The expression ‘‘we-mode intentions’’ is part of the growing scholarship on collective intentionality. The term ‘‘collective intentionality’’ has been made famous by John Searle and it first appeared in his 1995 book The Construction of Social Reality. But the investigations of this phenomenon are of much older lineage.18 Collective intentionality refers to the social phenomenon in which a number of individuals target the same intentional object in a coordinated way that is not necessarily deliberate. A bunch of people in a city theater watching a film, for example, all have the same intentional object, but they do not exemplify collective intentionality because they do not have a shared context in directing their attention to the film. For some, the film is a means for entertainment, for others an excuse to be near a particular person, and for yet others, it may just be an airconditioned escape from a hot summer’s day. However, a bunch of students in a classroom watching a film may exemplify collective intentionality since they have a shared context for their action. The students do not have to have a deliberate plan to arrive at a shared goal as perhaps the members of a string quartet would have in aiming at a flawless performance as their intentional target.
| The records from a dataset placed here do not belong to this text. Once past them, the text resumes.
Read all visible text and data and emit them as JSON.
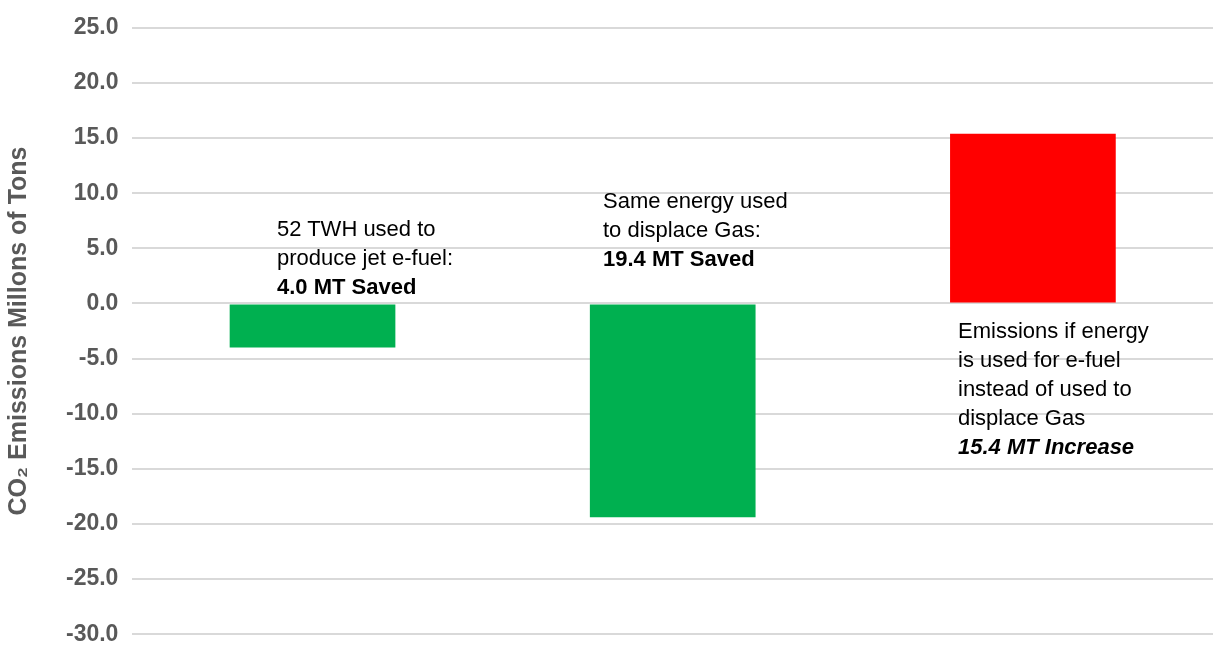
{
  "chart_data": {
    "type": "bar",
    "ylabel": "CO₂ Emissions Millons of Tons",
    "categories": [
      null,
      null,
      null
    ],
    "values": [
      -4.0,
      -19.4,
      15.4
    ],
    "colors": [
      "#00b050",
      "#00b050",
      "#ff0000"
    ],
    "ylim": [
      -30,
      25
    ],
    "yticks": [
      {
        "value": -30,
        "label": "-30.0"
      },
      {
        "value": -25,
        "label": "-25.0"
      },
      {
        "value": -20,
        "label": "-20.0"
      },
      {
        "value": -15,
        "label": "-15.0"
      },
      {
        "value": -10,
        "label": "-10.0"
      },
      {
        "value": -5,
        "label": "-5.0"
      },
      {
        "value": 0,
        "label": "0.0"
      },
      {
        "value": 5,
        "label": "5.0"
      },
      {
        "value": 10,
        "label": "10.0"
      },
      {
        "value": 15,
        "label": "15.0"
      },
      {
        "value": 20,
        "label": "20.0"
      },
      {
        "value": 25,
        "label": "25.0"
      }
    ],
    "grid": "y",
    "legend": false,
    "annotations": [
      "52 TWH used to\nproduce jet e-fuel:",
      "4.0 MT Saved",
      "Same energy used\nto displace Gas:",
      "19.4 MT Saved",
      "Emissions if energy\nis used for e-fuel\ninstead of used to\ndisplace Gas",
      "15.4 MT Increase"
    ]
  }
}
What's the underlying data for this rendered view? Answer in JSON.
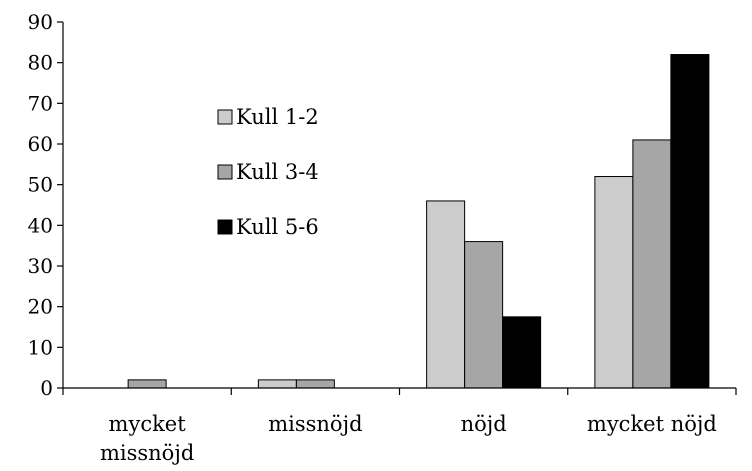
{
  "chart_data": {
    "type": "bar",
    "categories": [
      "mycket\nmissnöjd",
      "missnöjd",
      "nöjd",
      "mycket nöjd"
    ],
    "series": [
      {
        "name": "Kull 1-2",
        "values": [
          0,
          2,
          46,
          52
        ],
        "color": "#cccccc"
      },
      {
        "name": "Kull 3-4",
        "values": [
          2,
          2,
          36,
          61
        ],
        "color": "#a6a6a6"
      },
      {
        "name": "Kull 5-6",
        "values": [
          0,
          0,
          17.5,
          82
        ],
        "color": "#000000"
      }
    ],
    "y_ticks": [
      0,
      10,
      20,
      30,
      40,
      50,
      60,
      70,
      80,
      90
    ],
    "ylim": [
      0,
      90
    ],
    "grid": false,
    "legend_position": "center-left"
  }
}
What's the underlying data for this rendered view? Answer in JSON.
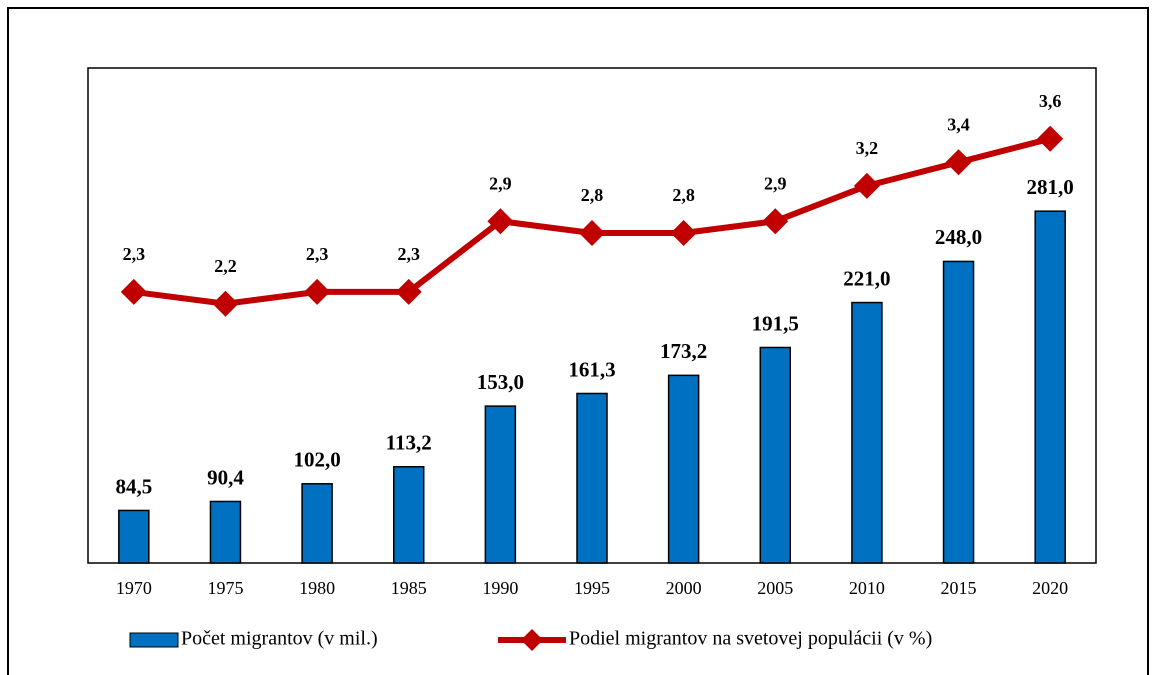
{
  "chart_data": {
    "type": "bar-line",
    "categories": [
      "1970",
      "1975",
      "1980",
      "1985",
      "1990",
      "1995",
      "2000",
      "2005",
      "2010",
      "2015",
      "2020"
    ],
    "series": [
      {
        "name": "Počet migrantov (v mil.)",
        "type": "bar",
        "color": "#0070c0",
        "values": [
          84.5,
          90.4,
          102.0,
          113.2,
          153.0,
          161.3,
          173.2,
          191.5,
          221.0,
          248.0,
          281.0
        ],
        "value_labels": [
          "84,5",
          "90,4",
          "102,0",
          "113,2",
          "153,0",
          "161,3",
          "173,2",
          "191,5",
          "221,0",
          "248,0",
          "281,0"
        ]
      },
      {
        "name": "Podiel migrantov na svetovej populácii (v %)",
        "type": "line",
        "axis": "y2",
        "color": "#c00000",
        "values": [
          2.3,
          2.2,
          2.3,
          2.3,
          2.9,
          2.8,
          2.8,
          2.9,
          3.2,
          3.4,
          3.6
        ],
        "value_labels": [
          "2,3",
          "2,2",
          "2,3",
          "2,3",
          "2,9",
          "2,8",
          "2,8",
          "2,9",
          "3,2",
          "3,4",
          "3,6"
        ]
      }
    ],
    "ylim": [
      50,
      375
    ],
    "y2lim": [
      0,
      4.2
    ],
    "legend": "bottom"
  }
}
Such collective intentions that we find in both the classroom and the string quartet examples Searle calls we-mode intentions.
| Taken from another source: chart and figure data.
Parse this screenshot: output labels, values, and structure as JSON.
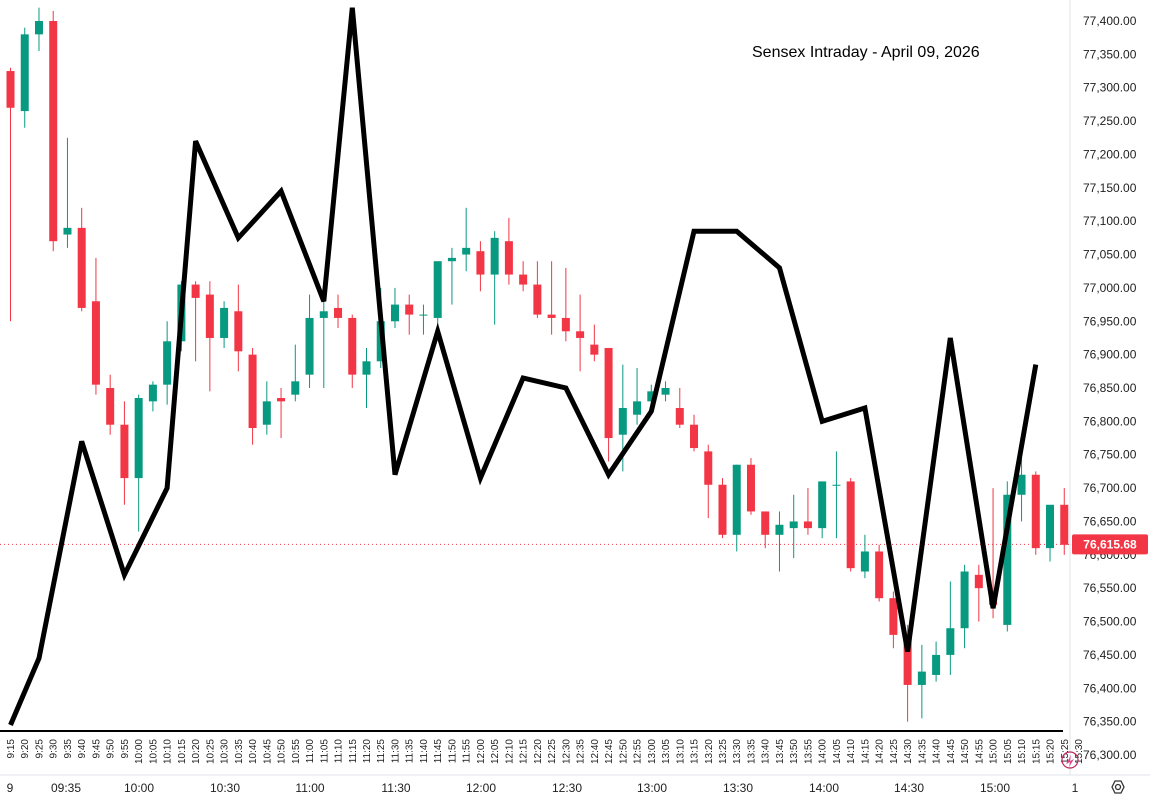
{
  "chart_data": {
    "type": "candlestick",
    "title": "Sensex Intraday - April 09, 2026",
    "ylim": [
      76300,
      77400
    ],
    "y_tick_labels": [
      "77,400.00",
      "77,350.00",
      "77,300.00",
      "77,250.00",
      "77,200.00",
      "77,150.00",
      "77,100.00",
      "77,050.00",
      "77,000.00",
      "76,950.00",
      "76,900.00",
      "76,850.00",
      "76,800.00",
      "76,750.00",
      "76,700.00",
      "76,650.00",
      "76,600.00",
      "76,550.00",
      "76,500.00",
      "76,450.00",
      "76,400.00",
      "76,350.00",
      "76,300.00"
    ],
    "bottom_time_labels": [
      "9",
      "09:35",
      "10:00",
      "10:30",
      "11:00",
      "11:30",
      "12:00",
      "12:30",
      "13:00",
      "13:30",
      "14:00",
      "14:30",
      "15:00",
      "1"
    ],
    "interval_labels": [
      "9:15",
      "9:20",
      "9:25",
      "9:30",
      "9:35",
      "9:40",
      "9:45",
      "9:50",
      "9:55",
      "10:00",
      "10:05",
      "10:10",
      "10:15",
      "10:20",
      "10:25",
      "10:30",
      "10:35",
      "10:40",
      "10:45",
      "10:50",
      "10:55",
      "11:00",
      "11:05",
      "11:10",
      "11:15",
      "11:20",
      "11:25",
      "11:30",
      "11:35",
      "11:40",
      "11:45",
      "11:50",
      "11:55",
      "12:00",
      "12:05",
      "12:10",
      "12:15",
      "12:20",
      "12:25",
      "12:30",
      "12:35",
      "12:40",
      "12:45",
      "12:50",
      "12:55",
      "13:00",
      "13:05",
      "13:10",
      "13:15",
      "13:20",
      "13:25",
      "13:30",
      "13:35",
      "13:40",
      "13:45",
      "13:50",
      "13:55",
      "14:00",
      "14:05",
      "14:10",
      "14:15",
      "14:20",
      "14:25",
      "14:30",
      "14:35",
      "14:40",
      "14:45",
      "14:50",
      "14:55",
      "15:00",
      "15:05",
      "15:10",
      "15:15",
      "15:20",
      "15:25",
      "15:30"
    ],
    "last_price": {
      "label": "76,615.68",
      "value": 76615.68
    },
    "colors": {
      "up": "#089981",
      "down": "#f23645",
      "overlay": "#000000",
      "last_price_bg": "#f23645",
      "last_price_line": "#f23645"
    },
    "candles": [
      {
        "t": "9:15",
        "o": 77325,
        "h": 77330,
        "l": 76950,
        "c": 77270
      },
      {
        "t": "9:20",
        "o": 77265,
        "h": 77390,
        "l": 77240,
        "c": 77380
      },
      {
        "t": "9:25",
        "o": 77380,
        "h": 77420,
        "l": 77355,
        "c": 77400
      },
      {
        "t": "9:30",
        "o": 77400,
        "h": 77415,
        "l": 77055,
        "c": 77070
      },
      {
        "t": "9:35",
        "o": 77080,
        "h": 77225,
        "l": 77060,
        "c": 77090
      },
      {
        "t": "9:40",
        "o": 77090,
        "h": 77120,
        "l": 76965,
        "c": 76970
      },
      {
        "t": "9:45",
        "o": 76980,
        "h": 77045,
        "l": 76840,
        "c": 76855
      },
      {
        "t": "9:50",
        "o": 76850,
        "h": 76870,
        "l": 76780,
        "c": 76795
      },
      {
        "t": "9:55",
        "o": 76795,
        "h": 76830,
        "l": 76675,
        "c": 76715
      },
      {
        "t": "10:00",
        "o": 76715,
        "h": 76840,
        "l": 76635,
        "c": 76835
      },
      {
        "t": "10:05",
        "o": 76830,
        "h": 76860,
        "l": 76815,
        "c": 76855
      },
      {
        "t": "10:10",
        "o": 76855,
        "h": 76950,
        "l": 76825,
        "c": 76920
      },
      {
        "t": "10:15",
        "o": 76920,
        "h": 77010,
        "l": 76905,
        "c": 77005
      },
      {
        "t": "10:20",
        "o": 77005,
        "h": 77010,
        "l": 76890,
        "c": 76985
      },
      {
        "t": "10:25",
        "o": 76990,
        "h": 77010,
        "l": 76845,
        "c": 76925
      },
      {
        "t": "10:30",
        "o": 76925,
        "h": 76980,
        "l": 76910,
        "c": 76970
      },
      {
        "t": "10:35",
        "o": 76965,
        "h": 77005,
        "l": 76875,
        "c": 76905
      },
      {
        "t": "10:40",
        "o": 76900,
        "h": 76910,
        "l": 76765,
        "c": 76790
      },
      {
        "t": "10:45",
        "o": 76795,
        "h": 76860,
        "l": 76780,
        "c": 76830
      },
      {
        "t": "10:50",
        "o": 76835,
        "h": 76850,
        "l": 76775,
        "c": 76830
      },
      {
        "t": "10:55",
        "o": 76840,
        "h": 76915,
        "l": 76830,
        "c": 76860
      },
      {
        "t": "11:00",
        "o": 76870,
        "h": 76990,
        "l": 76850,
        "c": 76955
      },
      {
        "t": "11:05",
        "o": 76955,
        "h": 77010,
        "l": 76850,
        "c": 76965
      },
      {
        "t": "11:10",
        "o": 76970,
        "h": 76990,
        "l": 76940,
        "c": 76955
      },
      {
        "t": "11:15",
        "o": 76955,
        "h": 76960,
        "l": 76850,
        "c": 76870
      },
      {
        "t": "11:20",
        "o": 76870,
        "h": 76910,
        "l": 76820,
        "c": 76890
      },
      {
        "t": "11:25",
        "o": 76890,
        "h": 77000,
        "l": 76880,
        "c": 76950
      },
      {
        "t": "11:30",
        "o": 76950,
        "h": 77000,
        "l": 76940,
        "c": 76975
      },
      {
        "t": "11:35",
        "o": 76975,
        "h": 76990,
        "l": 76930,
        "c": 76960
      },
      {
        "t": "11:40",
        "o": 76960,
        "h": 76975,
        "l": 76930,
        "c": 76960
      },
      {
        "t": "11:45",
        "o": 76955,
        "h": 77040,
        "l": 76945,
        "c": 77040
      },
      {
        "t": "11:50",
        "o": 77040,
        "h": 77060,
        "l": 76975,
        "c": 77045
      },
      {
        "t": "11:55",
        "o": 77050,
        "h": 77120,
        "l": 77025,
        "c": 77060
      },
      {
        "t": "12:00",
        "o": 77055,
        "h": 77070,
        "l": 76995,
        "c": 77020
      },
      {
        "t": "12:05",
        "o": 77020,
        "h": 77085,
        "l": 76945,
        "c": 77075
      },
      {
        "t": "12:10",
        "o": 77070,
        "h": 77105,
        "l": 77005,
        "c": 77020
      },
      {
        "t": "12:15",
        "o": 77020,
        "h": 77040,
        "l": 76995,
        "c": 77005
      },
      {
        "t": "12:20",
        "o": 77005,
        "h": 77040,
        "l": 76955,
        "c": 76960
      },
      {
        "t": "12:25",
        "o": 76960,
        "h": 77040,
        "l": 76930,
        "c": 76955
      },
      {
        "t": "12:30",
        "o": 76955,
        "h": 77030,
        "l": 76920,
        "c": 76935
      },
      {
        "t": "12:35",
        "o": 76935,
        "h": 76990,
        "l": 76875,
        "c": 76925
      },
      {
        "t": "12:40",
        "o": 76915,
        "h": 76945,
        "l": 76890,
        "c": 76900
      },
      {
        "t": "12:45",
        "o": 76910,
        "h": 76910,
        "l": 76740,
        "c": 76775
      },
      {
        "t": "12:50",
        "o": 76780,
        "h": 76885,
        "l": 76725,
        "c": 76820
      },
      {
        "t": "12:55",
        "o": 76810,
        "h": 76880,
        "l": 76795,
        "c": 76830
      },
      {
        "t": "13:00",
        "o": 76830,
        "h": 76855,
        "l": 76820,
        "c": 76845
      },
      {
        "t": "13:05",
        "o": 76840,
        "h": 76860,
        "l": 76830,
        "c": 76850
      },
      {
        "t": "13:10",
        "o": 76820,
        "h": 76850,
        "l": 76790,
        "c": 76795
      },
      {
        "t": "13:15",
        "o": 76795,
        "h": 76810,
        "l": 76755,
        "c": 76760
      },
      {
        "t": "13:20",
        "o": 76755,
        "h": 76765,
        "l": 76655,
        "c": 76705
      },
      {
        "t": "13:25",
        "o": 76705,
        "h": 76715,
        "l": 76625,
        "c": 76630
      },
      {
        "t": "13:30",
        "o": 76630,
        "h": 76735,
        "l": 76605,
        "c": 76735
      },
      {
        "t": "13:35",
        "o": 76735,
        "h": 76745,
        "l": 76660,
        "c": 76665
      },
      {
        "t": "13:40",
        "o": 76665,
        "h": 76665,
        "l": 76610,
        "c": 76630
      },
      {
        "t": "13:45",
        "o": 76630,
        "h": 76665,
        "l": 76575,
        "c": 76645
      },
      {
        "t": "13:50",
        "o": 76640,
        "h": 76690,
        "l": 76595,
        "c": 76650
      },
      {
        "t": "13:55",
        "o": 76650,
        "h": 76700,
        "l": 76630,
        "c": 76640
      },
      {
        "t": "14:00",
        "o": 76640,
        "h": 76710,
        "l": 76625,
        "c": 76710
      },
      {
        "t": "14:05",
        "o": 76705,
        "h": 76755,
        "l": 76625,
        "c": 76705
      },
      {
        "t": "14:10",
        "o": 76710,
        "h": 76715,
        "l": 76575,
        "c": 76580
      },
      {
        "t": "14:15",
        "o": 76575,
        "h": 76630,
        "l": 76565,
        "c": 76605
      },
      {
        "t": "14:20",
        "o": 76605,
        "h": 76615,
        "l": 76530,
        "c": 76535
      },
      {
        "t": "14:25",
        "o": 76535,
        "h": 76545,
        "l": 76460,
        "c": 76480
      },
      {
        "t": "14:30",
        "o": 76480,
        "h": 76495,
        "l": 76350,
        "c": 76405
      },
      {
        "t": "14:35",
        "o": 76405,
        "h": 76465,
        "l": 76355,
        "c": 76425
      },
      {
        "t": "14:40",
        "o": 76420,
        "h": 76470,
        "l": 76410,
        "c": 76450
      },
      {
        "t": "14:45",
        "o": 76450,
        "h": 76560,
        "l": 76420,
        "c": 76490
      },
      {
        "t": "14:50",
        "o": 76490,
        "h": 76585,
        "l": 76460,
        "c": 76575
      },
      {
        "t": "14:55",
        "o": 76570,
        "h": 76585,
        "l": 76500,
        "c": 76550
      },
      {
        "t": "15:00",
        "o": 76545,
        "h": 76700,
        "l": 76505,
        "c": 76525
      },
      {
        "t": "15:05",
        "o": 76495,
        "h": 76710,
        "l": 76485,
        "c": 76690
      },
      {
        "t": "15:10",
        "o": 76690,
        "h": 76750,
        "l": 76650,
        "c": 76720
      },
      {
        "t": "15:15",
        "o": 76720,
        "h": 76725,
        "l": 76600,
        "c": 76610
      },
      {
        "t": "15:20",
        "o": 76610,
        "h": 76670,
        "l": 76590,
        "c": 76675
      },
      {
        "t": "15:25",
        "o": 76675,
        "h": 76700,
        "l": 76600,
        "c": 76615
      }
    ],
    "overlay_line": [
      {
        "t": "9:15",
        "v": 76345
      },
      {
        "t": "9:25",
        "v": 76445
      },
      {
        "t": "9:40",
        "v": 76770
      },
      {
        "t": "9:55",
        "v": 76570
      },
      {
        "t": "10:10",
        "v": 76700
      },
      {
        "t": "10:20",
        "v": 77220
      },
      {
        "t": "10:35",
        "v": 77075
      },
      {
        "t": "10:50",
        "v": 77145
      },
      {
        "t": "11:05",
        "v": 76980
      },
      {
        "t": "11:15",
        "v": 77420
      },
      {
        "t": "11:30",
        "v": 76720
      },
      {
        "t": "11:45",
        "v": 76935
      },
      {
        "t": "12:00",
        "v": 76715
      },
      {
        "t": "12:15",
        "v": 76865
      },
      {
        "t": "12:30",
        "v": 76850
      },
      {
        "t": "12:45",
        "v": 76720
      },
      {
        "t": "13:00",
        "v": 76815
      },
      {
        "t": "13:15",
        "v": 77085
      },
      {
        "t": "13:30",
        "v": 77085
      },
      {
        "t": "13:45",
        "v": 77030
      },
      {
        "t": "14:00",
        "v": 76800
      },
      {
        "t": "14:15",
        "v": 76820
      },
      {
        "t": "14:30",
        "v": 76455
      },
      {
        "t": "14:45",
        "v": 76925
      },
      {
        "t": "15:00",
        "v": 76520
      },
      {
        "t": "15:15",
        "v": 76885
      }
    ]
  }
}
According to one study, the discovery of mirror neurons may now provide evidence of a neurological basis for such we-mode intentions. Neurons identified as mirror neurons not only fire when an individual acts but also when an individual observes another individual performing the same action. Although mirror neurons were discovered in monkeys, scientists report that neuropsychological studies have shown that they exist also in the human brain. It must be clear that we-intentions can be understood at best as one aspect of the phenomenon of intersubjectivity but not as identical to it since the latter is not merely the experience of sharing intentional targets. Rather, it is the sharing an experience stream, which involves having a first-person experience of what another is experiencing, and this is not achieved by aiming at the same intentional target as the other person but, instead, by aiming at the experience of the other person. So, the we-mode intention interpretation of mirror neurons does not provide the missing explanation.
However, according to another interpretation of mirror neurons, they may constitute the neural substratum of a mechanism that enables us to resonate with others of our own kind, which would undoubtedly favor survival. This is more in line with the phenomenon of intersubjectivity as it offers an explanation for the realm of shared experiences so common in human experience. Moreover, empirical data shows that mirror neurons match representations not only of actions but also of pains and emotions. In one experiment, the mirror phenomenon occurred in a pain-related neuron that responded to the patient’s pinprick in the same way as an observed pinprick on the examiner’s hand. In another experiment, mirror neurons responded to facial expression and sounds of disgust in the same way as if the experience of disgust had been a first-person experience.
What these studies show is that ‘‘mirror phenomena are not to be seen as limited to a particular group of motor neurons in the ventral cortex, but as a modality of functioning which is widespread in the brain’’ (Becchio & Bertone, 2004, p. 131). Or, as Hayek explains in TSO, ‘‘mental functions need not be localized in any particular part of the cortex’’ (TSO?). The applications AU :12 of these discoveries of modern neuroscience with regard to these linkages (to use Hayek’s term) not only offer evidence of the phenomenon of intersubjectivity and its mechanics in brain functions but are also potentially fruitful for studies that concern the phenomenon of empathy. Moreover, our understanding of mirror neurons can help to fuel interdisciplinary research on values, which is perhaps the next frontier in human social phenomena.